1. In my application which sends a data through TCP connection (Kafka Producer), I observed drastic performance drop when the message size gets larger from 1MB to 100MB. (140 MB/sec --> 25 MB/sec) (batch size = 1)
I profiled the producer process and found one suspicious point: a method 'copyFromArray' in Bits.java consumes most of the time. (The codes are as follows.)

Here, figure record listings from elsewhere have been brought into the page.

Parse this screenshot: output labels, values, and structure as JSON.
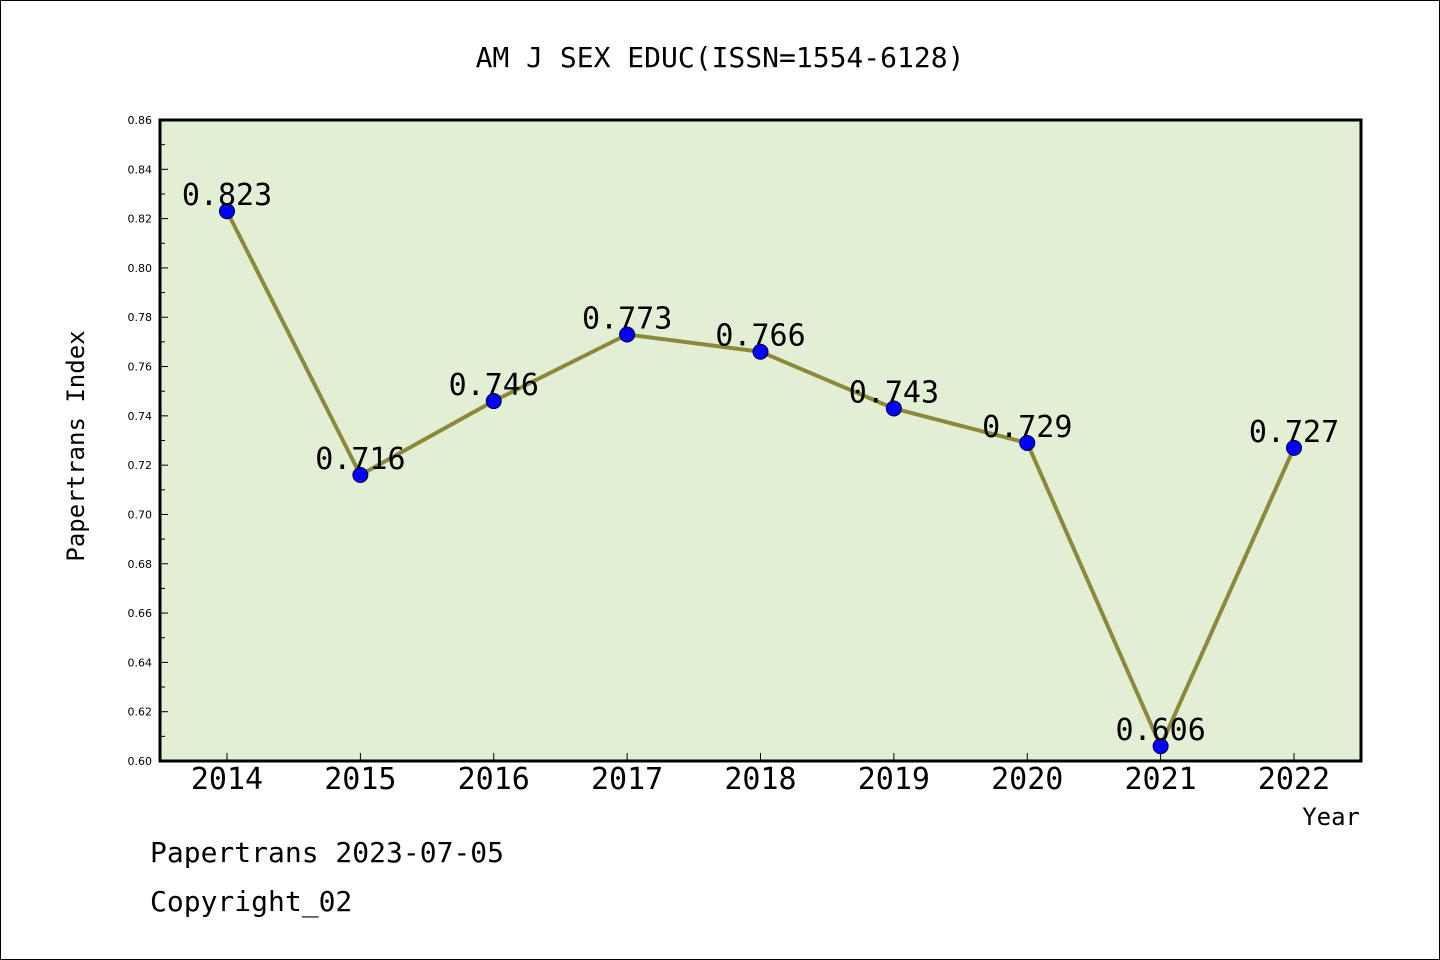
{
  "chart_data": {
    "type": "line",
    "title": "AM J SEX EDUC(ISSN=1554-6128)",
    "xlabel": "Year",
    "ylabel": "Papertrans Index",
    "categories": [
      "2014",
      "2015",
      "2016",
      "2017",
      "2018",
      "2019",
      "2020",
      "2021",
      "2022"
    ],
    "series": [
      {
        "values": [
          0.823,
          0.716,
          0.746,
          0.773,
          0.766,
          0.743,
          0.729,
          0.606,
          0.727
        ]
      }
    ],
    "data_labels": [
      "0.823",
      "0.716",
      "0.746",
      "0.773",
      "0.766",
      "0.743",
      "0.729",
      "0.606",
      "0.727"
    ],
    "ylim": [
      0.6,
      0.86
    ],
    "yticks": [
      "0.60",
      "0.62",
      "0.64",
      "0.66",
      "0.68",
      "0.70",
      "0.72",
      "0.74",
      "0.76",
      "0.78",
      "0.80",
      "0.82",
      "0.84",
      "0.86"
    ],
    "grid": false,
    "legend": "none",
    "colors": {
      "plot_background": "#e2efd4",
      "line": "#8c8a3a",
      "marker": "#0000ff",
      "axes": "#000000"
    }
  },
  "footer": {
    "line1": "Papertrans 2023-07-05",
    "line2": "Copyright_02"
  }
}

static final long UNSAFE_COPY_THRESHOLD = 1024L * 1024L;
static void copyFromArray(Object src, long srcBaseOffset, long srcPos,
long dstAddr, long length)
{
long offset = srcBaseOffset + srcPos;
while (length > 0) {
long size = (length > UNSAFE_COPY_THRESHOLD) ? UNSAFE_COPY_THRESHOLD : length;
unsafe.copyMemory(src, offset, null, dstAddr, size);
length -= size;
offset += size;
dstAddr += size;
}
}
Reference: http://grepcode.com/file/repository.grepcode.com/java/root/jdk/openjdk/7u40-b43/java/nio/Bits.java
2. Interestingly this problem occurs only when I use the producer client (java implementation) but does not occur when I use the one (scala implementation), which I cannot understand.
Where should I start to find what the problem is here?